Investigations began and, in June, Penaherrera and her husband Augusto Freire filed a suit against the doctors saying they never mentioned Andrea's twin.

"We never found out about the existence of that girl," Freire said Thursday in a telephone interview with The Associated Press. "After seeing a girl in the restaurant who was exactly like mine I almost fainted."

He recalled the ensuing conversation: "We asked 'Who's her father?' And the father is Dr. Romo, who was the doctor who performed the Caesarean on my wife."

'Cried and cried'

Romo and Garcia could not be reached for comment but told Ecuavisa television that the biological mother knew about the twins but only wanted to keep one of them.

"The nurse said out loud, 'Congratulations you have two girls"' Garcia told Ecuavisa. "The woman, like every adolescent who is not ready for motherhood, just cried and cried."

"I gave it appropriate time to see if the mother would show up or would feel touched," Romo said.
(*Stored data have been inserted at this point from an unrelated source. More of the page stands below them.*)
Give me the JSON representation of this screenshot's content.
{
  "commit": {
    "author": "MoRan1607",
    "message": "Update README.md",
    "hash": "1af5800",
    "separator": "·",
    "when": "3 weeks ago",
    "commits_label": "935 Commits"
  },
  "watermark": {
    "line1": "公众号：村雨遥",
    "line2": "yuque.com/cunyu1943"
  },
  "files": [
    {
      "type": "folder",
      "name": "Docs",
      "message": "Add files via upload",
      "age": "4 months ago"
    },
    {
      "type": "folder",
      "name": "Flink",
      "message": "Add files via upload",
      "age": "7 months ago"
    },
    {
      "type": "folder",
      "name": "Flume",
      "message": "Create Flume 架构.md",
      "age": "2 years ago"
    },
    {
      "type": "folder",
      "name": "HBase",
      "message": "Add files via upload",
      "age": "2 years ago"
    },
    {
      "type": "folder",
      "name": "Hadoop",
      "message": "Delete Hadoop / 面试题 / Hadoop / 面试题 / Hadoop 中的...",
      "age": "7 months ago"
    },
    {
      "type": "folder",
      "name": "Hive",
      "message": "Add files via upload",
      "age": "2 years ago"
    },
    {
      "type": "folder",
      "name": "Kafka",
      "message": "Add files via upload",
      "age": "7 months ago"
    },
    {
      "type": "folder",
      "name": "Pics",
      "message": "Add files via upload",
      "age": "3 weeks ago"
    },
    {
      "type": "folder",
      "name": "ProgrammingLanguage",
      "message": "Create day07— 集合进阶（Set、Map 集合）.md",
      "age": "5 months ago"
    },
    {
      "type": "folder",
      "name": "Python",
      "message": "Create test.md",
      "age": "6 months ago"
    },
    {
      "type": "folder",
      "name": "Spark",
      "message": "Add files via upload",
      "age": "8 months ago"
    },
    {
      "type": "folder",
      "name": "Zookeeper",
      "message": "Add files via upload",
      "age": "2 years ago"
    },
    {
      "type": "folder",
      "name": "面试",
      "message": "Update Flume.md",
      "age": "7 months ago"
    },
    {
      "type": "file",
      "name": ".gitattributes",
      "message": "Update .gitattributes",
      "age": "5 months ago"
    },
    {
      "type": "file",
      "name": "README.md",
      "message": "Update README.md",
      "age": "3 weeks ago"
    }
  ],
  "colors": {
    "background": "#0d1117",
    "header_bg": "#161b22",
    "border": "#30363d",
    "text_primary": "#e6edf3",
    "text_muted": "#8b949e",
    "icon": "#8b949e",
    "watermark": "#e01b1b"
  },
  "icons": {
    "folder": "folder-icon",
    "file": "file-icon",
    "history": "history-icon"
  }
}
But the couple said there was no written agreement.

Penaherrera insists that she was never told. "They stole her from me, the doctors stole my daughter," she said in an interview with Ecuavisa.

Meanwhile, Penaherrera and Freire are trying to unite the twin girls.

"One day I hope to live with my two daughters," Freire told the AP. "God makes children's hearts return to their parents."

'They love me'

But Marielisa has said she does not want to leave the only parents she knows.

"They have raised me well, they have respected me and helped me," she said in an interview with the Guayaquil newspaper El Universo.

"If they love me so much," the girl said of her biological parents, "let them stop (the lawsuit) and tell me that they won't do anything against the doctors."